During the winter Ball was presented with the shortest of straws by England; he was asked to bowl it short when his strength is pitching it up. Today on a wicket which was always softer, colder and damper than it looked, Ball dismissed three more batsmen to finish the innings with 4 for 14 and the match with 9 for 57. Twice in eight balls he was driven to the boundary by Liam Livingstone; undaunted he stuck to his craft, pitched it up again and saw the Lancashire skipper edge a catch to Tom Moores when attempting another booming drive.
But by the time Lancashire's new captain was dismissed, the good ship Red Rose was already capsizing. It had been holed as early as the third ball of the morning when Keaton Jennings played a milksop of a leg-side push to a straight ball from Harry Gurney. Umpire Graham Lloyd did not have to think too long about the leg before. Next over Shivnarine Chanderpaul, a man who is well used to batting across geological eras, could not get over a ball from the excellent Gurney and was taken at slip by Ross Taylor.
Then Livingstone departed; then Croft. 66 for 6. There was much harrumphing and a modicum of hoping in the Old Trafford pavilion but the lower order could do nothing to halt the slide. Nottinghamshire's slip catching was outstanding, as Jordan Clark and Dane Vilas discovered, when Chris Nash and Riki Wessels scooped up chances. Gurney finished with a career-best 6 for 25 in the innings and 8 for 43 in the match. Eight batsmen had been dismissed in ten overs this morning and Lancashire had lost all ten second-innings wickets for 24 runs.

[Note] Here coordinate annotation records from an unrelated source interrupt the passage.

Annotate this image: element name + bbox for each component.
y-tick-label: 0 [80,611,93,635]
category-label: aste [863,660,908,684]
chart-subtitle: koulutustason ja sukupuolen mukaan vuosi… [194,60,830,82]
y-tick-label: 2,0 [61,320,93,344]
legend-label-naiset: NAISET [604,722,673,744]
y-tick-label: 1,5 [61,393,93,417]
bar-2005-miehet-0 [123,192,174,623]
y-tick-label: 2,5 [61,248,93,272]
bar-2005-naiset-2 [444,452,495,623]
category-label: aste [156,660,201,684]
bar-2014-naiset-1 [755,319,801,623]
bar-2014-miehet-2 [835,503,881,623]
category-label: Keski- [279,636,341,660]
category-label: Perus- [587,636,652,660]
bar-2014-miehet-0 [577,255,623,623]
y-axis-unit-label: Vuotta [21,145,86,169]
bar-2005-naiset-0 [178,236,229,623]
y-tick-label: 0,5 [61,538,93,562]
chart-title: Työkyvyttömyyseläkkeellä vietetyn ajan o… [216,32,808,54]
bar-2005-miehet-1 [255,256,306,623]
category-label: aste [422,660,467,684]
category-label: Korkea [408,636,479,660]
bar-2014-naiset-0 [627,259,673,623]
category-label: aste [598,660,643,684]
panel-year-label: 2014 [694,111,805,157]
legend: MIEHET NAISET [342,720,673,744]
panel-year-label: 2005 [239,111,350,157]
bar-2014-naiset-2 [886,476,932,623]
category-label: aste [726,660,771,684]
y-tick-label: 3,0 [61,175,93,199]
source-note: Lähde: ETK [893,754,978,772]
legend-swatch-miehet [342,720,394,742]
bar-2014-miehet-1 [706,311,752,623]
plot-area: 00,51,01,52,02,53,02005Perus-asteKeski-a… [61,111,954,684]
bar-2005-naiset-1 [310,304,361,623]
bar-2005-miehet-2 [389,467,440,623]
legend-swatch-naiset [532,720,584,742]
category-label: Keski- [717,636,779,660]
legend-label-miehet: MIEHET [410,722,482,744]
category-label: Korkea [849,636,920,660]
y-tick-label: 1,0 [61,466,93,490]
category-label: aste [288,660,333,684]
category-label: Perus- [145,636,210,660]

"Extraordinary is probably the right word for it," agreed the Nottinghamshire coach Peter Moores. "It was an outstanding hour of cricket by us. The quality of the bowling and catching was absolutely fantastic. Harry Gurney bowled brilliantly all game and Jake Ball did what Jake Ball can do. If he wanted to make a statement in the first game of the county championship season then he's done it."
But still we were not done with madness. Presented with an opportunity to lead his side home in sober fashion, Mullaney hooked the seventh ball of the innings to Graham Onions at long leg. Two overs later, Joe Mennie struck again when Nash was hustled for pace and Haseeb Hameed scampered back from slip to take a brilliant diving snare some forty yards from the stumps. More conventional efforts by Livingstone removed Jake Libby and Taylor. Some folk jested that ten runs might be too stiff a target. As it turns out it is the lowest total ever successfully chased when losing four wickets. But you knew that anyway.
The game ended when Riki Wessels nudged a single backward of square on the leg side. It was almost the only mundane moment of the day. The two sides lined up to shake hands; it is cricket's answer to line-dancing. One thought of the two skippers trying to cope with the aftermath of mayhem. There is an enormous difference between the idea of doing a thing and actually doing it. The former is a diverting notion whereas the latter is often hard work. When invited to captain their respective counties Livingstone and Mullaney were no doubt attracted by the prospects. They have now discovered what leadership is like when Dame Cricket takes a hand. They had better get used to the glorious madhouse.